Drop your right knee into the bag (Sternum) and extend your left leg out to the side (Knee mount) - make sure your right foot is off the floor and all your weight is going into the bag (chest).

Grab a chain / strap (throat) and pull it down & push it into the bag so that there is some bag above it to hit.

Punch the bag as hard as you can 20 times - vary the angle of the punches, straight, hook etc (punching around his blocking hands). Punch with every ounce of strength & aggression that you have.

Hop over the bag to the other side & drop your left knee - repeat the grab & strike with your left striking.

Pick the bag up again & run/sprint to the opposite wall (you need about 5m) and repeat the drill i.e.

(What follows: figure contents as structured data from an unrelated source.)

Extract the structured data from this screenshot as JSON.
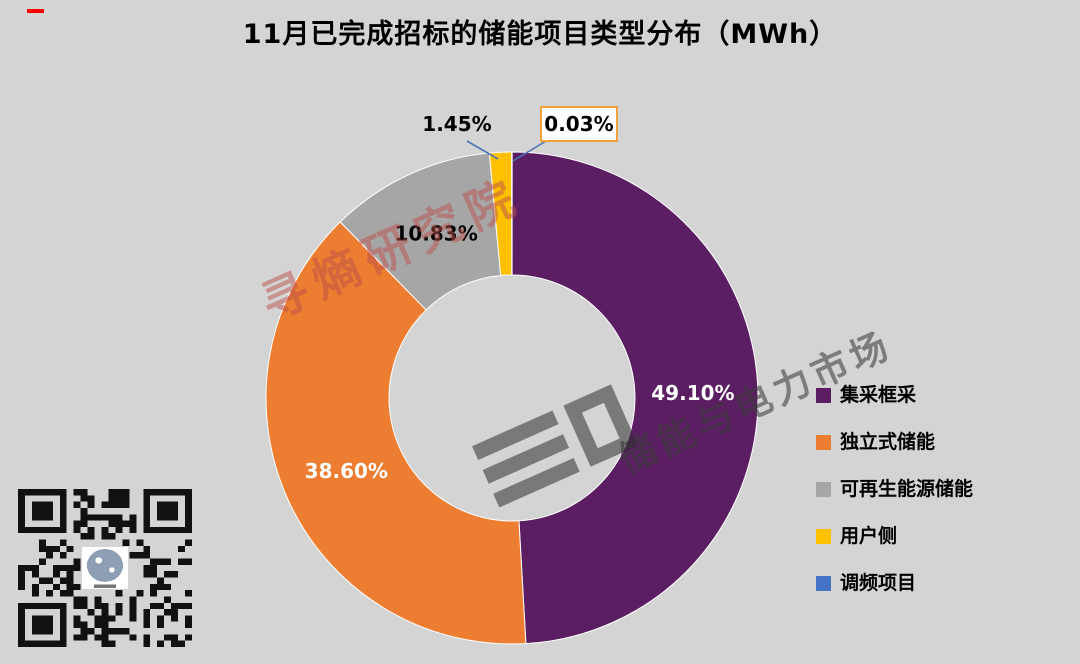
{
  "title": "11月已完成招标的储能项目类型分布（MWh）",
  "chart_data": {
    "type": "pie",
    "subtype": "donut",
    "title": "11月已完成招标的储能项目类型分布（MWh）",
    "unit": "MWh",
    "start_angle_deg": 0,
    "direction": "clockwise",
    "legend_position": "right",
    "series": [
      {
        "name": "集采框采",
        "value": 49.1,
        "label": "49.10%",
        "color": "#5B1E63",
        "label_color": "#FFFFFF",
        "label_placement": "inside"
      },
      {
        "name": "独立式储能",
        "value": 38.6,
        "label": "38.60%",
        "color": "#ED7D31",
        "label_color": "#FFFFFF",
        "label_placement": "inside"
      },
      {
        "name": "可再生能源储能",
        "value": 10.83,
        "label": "10.83%",
        "color": "#A6A6A6",
        "label_color": "#000000",
        "label_placement": "inside"
      },
      {
        "name": "用户侧",
        "value": 1.45,
        "label": "1.45%",
        "color": "#FFC000",
        "label_color": "#000000",
        "label_placement": "outside"
      },
      {
        "name": "调频项目",
        "value": 0.03,
        "label": "0.03%",
        "color": "#4472C4",
        "label_color": "#000000",
        "label_placement": "outside-boxed"
      }
    ]
  },
  "watermarks": {
    "primary": "寻熵研究院",
    "secondary": "储能与电力市场"
  },
  "colors": {
    "background": "#D4D4D4",
    "leader_line": "#4E74B8",
    "callout_border": "#F2A23C",
    "red_dash": "#FF0000",
    "qr_dark": "#111111"
  },
  "icons": {
    "qr-code": "css-grid-pattern",
    "watermark-logo": "css-bar-shapes"
  }
}
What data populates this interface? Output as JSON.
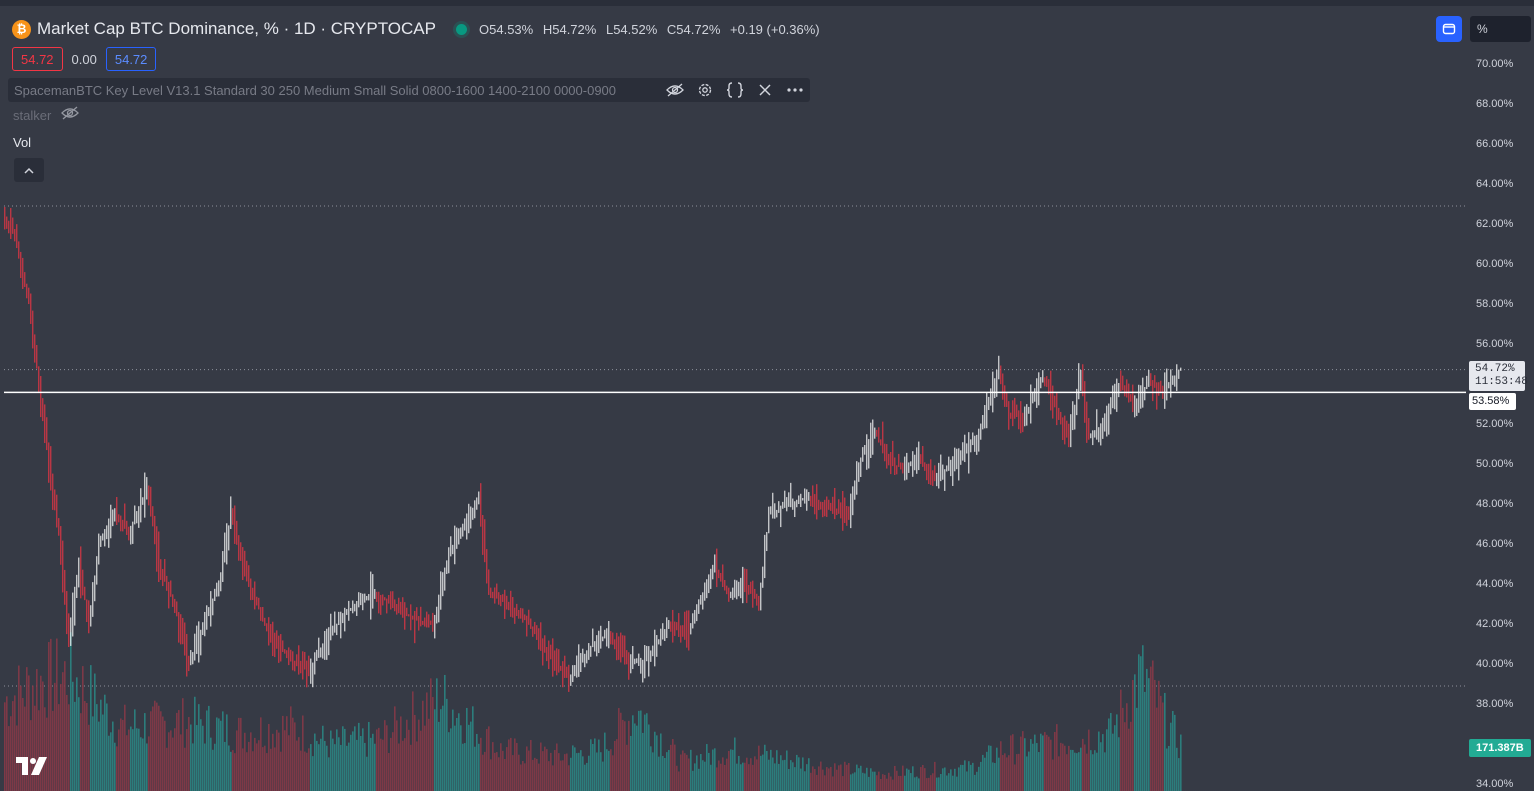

Pickup, run, slam, knee-mount & strikes x2, until you cannot lift the bag.

This is a great conditioning drill - and will give you valuable skills that are VERY applicable to what happens in reality.

If you have a 2nd person handy - get them to grab the bottom of the bag and move it around as you are punching (opponent is squirming around under you) - you will have to use your extended leg as an outrigger to stay in the knee-mount as you wail on the bag.

This is just stage one of what we call the "knee-mount drill" - we go on to include other types of striking, armbars etc that blend into a great solo workout!

I've seen peple puke during / after their first go at this drill - it's intense!


----------